With temperatures at around zero degrees most people feel it is cold enough but some hardy swimmers are looking forward to a dip in the Vltava river. The Prague club of "hardy" men and women was established in 1947 and every Wednesday and Saturday snow, rain or shine they take a swim in the Vltava river. Their annual New Years' swim has become a traditional event attended by lots of onlookers and television cameras. Today the club has 49 members, among them nine women. They take freezing cold showers, long walks and boast that they can't even remember what a cold or flue feels like.

The rest of us who get goose flesh just thinking about swimming in the Vltava river -and who know exactly what a flue feels like are now dreading it. The papers have increased their warnings in recent days about an approaching flue epidemic which is expected to hit at around Christmas. As a result people have been taking the chemists by storm. Flu medicine is reportedly selling like hot cakes - and a wide variety of vitamin supplements and wellness products as well. Just a few years ago, nobody would have dreamed of giving someone vitamins as a Christmas gift, but now that the wellness concept has taken root the industry is making big business.
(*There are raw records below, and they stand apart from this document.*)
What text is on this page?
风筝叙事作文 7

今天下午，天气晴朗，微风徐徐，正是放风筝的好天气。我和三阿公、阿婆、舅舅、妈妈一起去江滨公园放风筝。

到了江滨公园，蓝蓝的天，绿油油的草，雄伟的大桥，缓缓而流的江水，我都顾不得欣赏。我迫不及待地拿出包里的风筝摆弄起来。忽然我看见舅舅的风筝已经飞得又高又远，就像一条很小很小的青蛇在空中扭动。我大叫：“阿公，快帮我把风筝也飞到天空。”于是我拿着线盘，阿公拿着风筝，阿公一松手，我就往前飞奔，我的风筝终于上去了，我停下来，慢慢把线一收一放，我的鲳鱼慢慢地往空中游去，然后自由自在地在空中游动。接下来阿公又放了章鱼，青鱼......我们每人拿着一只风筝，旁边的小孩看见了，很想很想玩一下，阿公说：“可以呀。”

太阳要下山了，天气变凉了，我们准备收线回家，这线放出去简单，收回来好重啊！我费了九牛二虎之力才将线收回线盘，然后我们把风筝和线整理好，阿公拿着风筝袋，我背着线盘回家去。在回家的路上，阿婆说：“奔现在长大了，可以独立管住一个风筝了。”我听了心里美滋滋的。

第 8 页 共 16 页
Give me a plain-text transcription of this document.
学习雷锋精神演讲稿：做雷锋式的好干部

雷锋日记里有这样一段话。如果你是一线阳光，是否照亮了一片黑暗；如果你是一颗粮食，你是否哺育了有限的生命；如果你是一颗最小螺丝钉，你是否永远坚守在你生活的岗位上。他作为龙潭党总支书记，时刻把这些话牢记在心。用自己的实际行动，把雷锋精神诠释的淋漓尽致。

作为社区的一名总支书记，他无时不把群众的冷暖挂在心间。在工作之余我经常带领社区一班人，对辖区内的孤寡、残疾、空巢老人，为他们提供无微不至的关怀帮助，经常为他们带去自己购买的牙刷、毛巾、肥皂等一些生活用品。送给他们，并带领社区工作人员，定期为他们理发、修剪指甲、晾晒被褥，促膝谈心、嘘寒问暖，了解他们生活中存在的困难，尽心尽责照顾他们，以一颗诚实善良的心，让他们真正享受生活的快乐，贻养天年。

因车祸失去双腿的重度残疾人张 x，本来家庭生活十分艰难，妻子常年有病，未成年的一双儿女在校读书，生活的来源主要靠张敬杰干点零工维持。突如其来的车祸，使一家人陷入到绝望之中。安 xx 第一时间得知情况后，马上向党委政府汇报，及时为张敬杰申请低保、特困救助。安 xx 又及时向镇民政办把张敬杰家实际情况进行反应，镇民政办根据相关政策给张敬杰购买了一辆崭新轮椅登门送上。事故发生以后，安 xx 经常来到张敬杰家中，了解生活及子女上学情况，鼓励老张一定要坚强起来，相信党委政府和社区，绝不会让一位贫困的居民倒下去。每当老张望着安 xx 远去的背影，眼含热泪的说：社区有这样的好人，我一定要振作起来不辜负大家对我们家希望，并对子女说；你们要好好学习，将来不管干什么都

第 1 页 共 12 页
Now, Prime Minister Vladimir Spidla has his own recipe for fitness and good health -jogging. The Czech prime minister doesn't miss an opportunity to jog -be it at home or on visits abroad. He is acquiring a reputation for tiring out his hosts bodyguards and he likes to challenge his political partners and adversaries to give it a try as well. This weekend the Prime Minister is running with someone who has proved to be a match for him - the Slovak Prime Minister Mikulas Dzurinda. Despite the frosty weather the two prime ministers are to take part in an international run - leading across the Czech Slovak border. The Skalica-Holic-Hodonin run is over ten km long and is open to anyone -all you need is a valid ID. The prime ministers are likely to put on a good show - as they did at the European ten kilometre veterans race, where the Slovak head of government Mikular Dzurinda proved to be the better man. He was at the goalpost a minute before his Czech rival and as the latter panted up to him he told journalists - the bad news is: we are both veterans - the good news is "I won!"

The Czech Republic is the fourth biggest exporter of Christmas decorations in the world - so the chances are you may well have some Czech made decorations on your Christmas tree. In fact in the year 2000 the firm Ornex in Jablonec nad Nisou was the number one exporter of blown-glass and hand-painted Christmas decorations in Europe. The firm exports 30 to 50 million glass decorations annually - produced and hand painted by a thousand employees. Buyers from around the world can state precisely how they want them decorated -some want a Czech village and church motif which is very popular, others prefer geometric designs -but there are also requests for mobile phone decorations or a golden-black Egyptian motif made for Harrods in London.

Jezisek - the Czech version of Santa will by all accounts arrive with the wrong kind of presents this year. According to a last minute pre-Christmas survey Czechs would prefer to get home appliances, mobile phones, exotic holidays', computers and cars. What they will mostly get is clothes, perfumes, books, maps and video and DVD cassettes. Children however are less likely to be disappointed - because children have been talking about what they want for months. The main piece of advice for grown ups selecting gifts for children is "no softies, please ". "Softies" being the kids expression for clothes which they certainly do not consider to be a gift.